1. It Happens All The Time in San Francisco

    stolen iphone

    People these days, they walk around in a bubble. Lost in their music, texting their friends or frantically checking-in to the quirky hair salon they’ve just left. Can’t bear to miss an opportunity to show off their highly curated and successful lifestyle.

    What they aren’t aware of are their surroundings.

    You can use this to your advantage, keep your eyes peeled. Next week is SXSW and the tourists are in town. They’re spoilt little brats, never been in a fight all their lives, never seen a robbery before; you can use this to your advantage too.

    This is how it goes down. Wear a hoodie and hang around downtown, somewhere between 4th and 8th. Stay away from the convention center because that’ll be crawling with cops—both the rental and the suinae variety—the alley between 6th and 7th at San Jacinto is perfect. Put your hood over your head and try to blend in. When you see them whip out an iPhone as they walk, simply approach them. If they don’t look you in the eyes, they won’t be able to identify you. Just another nigga in a hood.

    Then Bam. A quick punch in the face.
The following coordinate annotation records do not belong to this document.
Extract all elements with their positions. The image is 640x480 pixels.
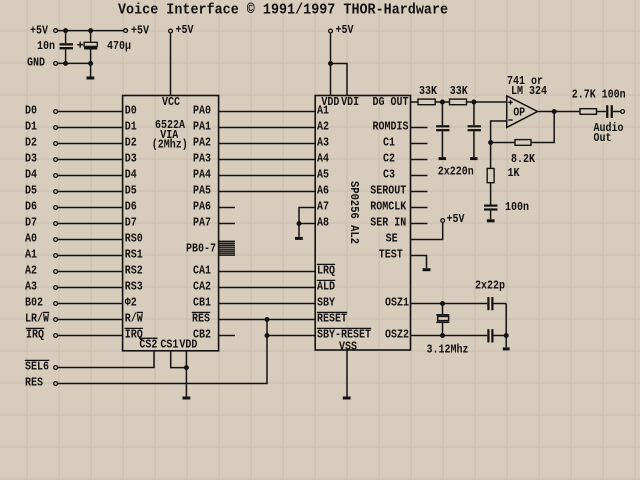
node D6 terminal [54,206,58,210]
ground for A7/A8 [295,237,303,240]
wire VDI branch [331,64,348,96]
svg-text:PB0-7: PB0-7 [186,241,216,255]
wire U2 VSS down [346,350,348,396]
pin + of op-amp [508,101,512,103]
svg-text:2x220n: 2x220n [438,164,474,178]
bus PB0-7 hatch [219,241,235,255]
svg-text:A2: A2 [317,119,329,133]
op IC U2 SP0256 AL2 body [315,96,410,351]
capacitor C 220n first [441,102,443,125]
svg-text:10n: 10n [37,39,55,53]
svg-text:ALD: ALD [317,279,335,293]
ground under U1 VDD [183,397,191,400]
svg-text:IRQ: IRQ [125,327,143,341]
junction R1/R2 node [440,100,445,105]
svg-text:OSZ2: OSZ2 [385,327,409,341]
svg-text:VSS: VSS [339,339,357,353]
svg-text:C3: C3 [383,167,395,181]
capacitor C 100n output [606,105,608,118]
svg-text:CB1: CB1 [193,295,211,309]
capacitor C 220n second [473,102,475,125]
wire U1 VDD pin down [185,351,187,397]
wire SE to +5V [411,222,443,239]
junction R2/opamp node [471,100,476,105]
wire A2 to U1 RS2 [58,271,123,273]
node LR/W terminal [54,318,58,322]
svg-text:C2: C2 [383,151,395,165]
wire 22p common leg [505,304,507,348]
wire A3 to U1 RS3 [58,287,123,289]
svg-text:A6: A6 [317,183,329,197]
resistor R4 8.2K [515,140,531,146]
svg-text:D5: D5 [25,183,37,197]
junction rail/470u [88,28,93,33]
junction GND/470u [88,61,93,66]
junction GND/10n [63,61,68,66]
node SEL6 terminal [54,366,58,370]
svg-text:470µ: 470µ [107,39,131,53]
svg-text:D4: D4 [25,167,37,181]
node RES terminal [54,382,58,386]
svg-text:33K: 33K [450,84,469,98]
wire DG OUT to op-amp input [411,101,507,103]
node +5V terminal for U1 VCC [169,29,173,33]
svg-text:+5V: +5V [176,23,195,37]
wire U1 PA2 to U2 A3 [219,143,316,145]
svg-text:A1: A1 [25,247,37,261]
svg-text:3.12Mhz: 3.12Mhz [427,343,469,357]
svg-text:RS0: RS0 [125,231,143,245]
svg-text:RESET: RESET [317,311,347,325]
ground under TEST [423,268,431,271]
node IRQ terminal [54,334,58,338]
wire D2 to U1 D2 [58,143,123,145]
wire U1 RES to U2 RESET [219,319,316,321]
junction SBY-RESET tap [265,333,270,338]
resistor R3 2.7K [580,109,597,115]
svg-text:TEST: TEST [379,247,403,261]
svg-text:CB2: CB2 [193,327,211,341]
svg-text:Voice Interface © 1991/1997 TH: Voice Interface © 1991/1997 THOR-Hardwar… [118,3,448,19]
svg-text:Φ2: Φ2 [125,295,137,309]
wire D4 to U1 D4 [58,175,123,177]
node D4 terminal [54,174,58,178]
svg-text:IRQ: IRQ [26,327,44,341]
capacitor C 22p bottom [487,329,489,342]
svg-text:ROMCLK: ROMCLK [370,199,407,213]
svg-text:33K: 33K [419,84,438,98]
svg-text:(2Mhz): (2Mhz) [152,137,188,151]
junction OSZ2/crystal [440,333,445,338]
svg-text:RES: RES [192,311,210,325]
resistor R1 33K [418,99,435,105]
capacitor C 22p top [487,297,489,310]
svg-text:D0: D0 [25,103,37,117]
svg-text:+5V: +5V [447,212,466,226]
node A0 terminal [54,238,58,242]
wire D1 to U1 D1 [58,127,123,129]
svg-text:A0: A0 [25,231,37,245]
svg-text:SER IN: SER IN [370,215,406,229]
svg-text:GND: GND [27,56,45,70]
svg-text:DG OUT: DG OUT [373,95,409,109]
wire U1 CA1 to U2 LRQ [219,271,316,273]
svg-text:D7: D7 [25,215,37,229]
svg-text:D6: D6 [125,199,137,213]
wire LR/W to U1 R/W [58,319,123,321]
svg-text:PA6: PA6 [193,199,211,213]
svg-text:1K: 1K [508,166,521,180]
wire A0 to U1 RS0 [58,239,123,241]
pin - of op-amp [508,119,512,121]
svg-text:2x22p: 2x22p [475,279,505,293]
junction OSZ1/crystal [440,301,445,306]
node D7 terminal [54,222,58,226]
svg-text:ROMDIS: ROMDIS [373,119,409,133]
svg-text:D0: D0 [125,103,137,117]
svg-text:D7: D7 [125,215,137,229]
wire U1 PA4 to U2 A5 [219,175,316,177]
wire op-amp output [538,111,606,113]
svg-text:+5V: +5V [30,23,49,37]
svg-text:OSZ1: OSZ1 [385,295,409,309]
wire U1 CS1 tie [171,351,187,368]
svg-text:PA5: PA5 [193,183,211,197]
wire IRQ to U1 IRQ [58,335,123,337]
svg-text:8.2K: 8.2K [511,152,536,166]
wire RES run to U2 [58,320,267,384]
svg-text:+5V: +5V [336,23,355,37]
svg-text:CA2: CA2 [193,279,211,293]
svg-text:B02: B02 [25,295,43,309]
resistor R2 33K [450,99,467,105]
op-amp U3 741 or LM324 [507,96,538,128]
svg-text:PA0: PA0 [193,103,211,117]
svg-text:SEL6: SEL6 [25,359,49,373]
capacitor C 100n to ground [484,205,498,207]
node +5V terminal for U2 VDD [329,29,333,33]
node D3 terminal [54,158,58,162]
svg-text:LM 324: LM 324 [511,84,547,98]
svg-text:PA1: PA1 [193,119,211,133]
svg-text:VCC: VCC [162,95,180,109]
svg-text:R/W: R/W [125,311,144,325]
wire RES net to U2 SBY-RESET [267,335,315,337]
wire U1 PA5 to U2 A6 [219,191,316,193]
svg-text:+5V: +5V [131,23,150,37]
node D1 terminal [54,126,58,130]
svg-text:RS1: RS1 [125,247,143,261]
svg-text:D6: D6 [25,199,37,213]
svg-text:PA4: PA4 [193,167,211,181]
node B02 terminal [54,302,58,306]
svg-text:LRQ: LRQ [317,263,335,277]
node D5 terminal [54,190,58,194]
wire D0 to U1 D0 [58,111,123,113]
capacitor C 470u electrolytic [90,31,92,43]
wire U1 CB1 to U2 SBY [219,303,316,305]
op IC U1 6522A VIA body [123,96,219,351]
junction VDD/VDI [328,61,333,66]
svg-text:CS1: CS1 [160,337,178,351]
wire VDD feed [330,33,332,96]
svg-text:A4: A4 [317,151,329,165]
wire D6 to U1 D6 [58,207,123,209]
svg-text:PA7: PA7 [193,215,211,229]
svg-text:RS2: RS2 [125,263,143,277]
svg-text:100n: 100n [505,200,529,214]
wire A1 to U1 RS1 [58,255,123,257]
svg-text:OP: OP [513,106,525,120]
svg-text:D1: D1 [25,119,37,133]
svg-text:VDI: VDI [341,95,359,109]
svg-text:PA3: PA3 [193,151,211,165]
junction A7/A8 tie [297,221,302,226]
svg-text:C1: C1 [383,135,395,149]
capacitor C 10n [65,31,67,44]
svg-text:A2: A2 [25,263,37,277]
ground under 22p [503,347,510,350]
wire U1 CA2 to U2 ALD [219,287,316,289]
svg-text:A3: A3 [25,279,37,293]
node +5V terminal right [124,29,128,33]
svg-text:A3: A3 [317,135,329,149]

Turn off the phone; you don’t want to be tracked by the GPS.

    Run to your car / bike a few blocks away and you’re clear.

    Remeber two things, make sure you don’t steal any of that HTC shit though, resale value is pathetic, and the best targets are short Asian girls, because they’re easy to outrun.

    That’s what my newphew tells me anyway, he does magic tricks on Castro St in Mountain View but when the cash gets tight he picks up a few iPhones, jumps on the Caltrain and discreetly sells them to people on Market Street in San Francisco.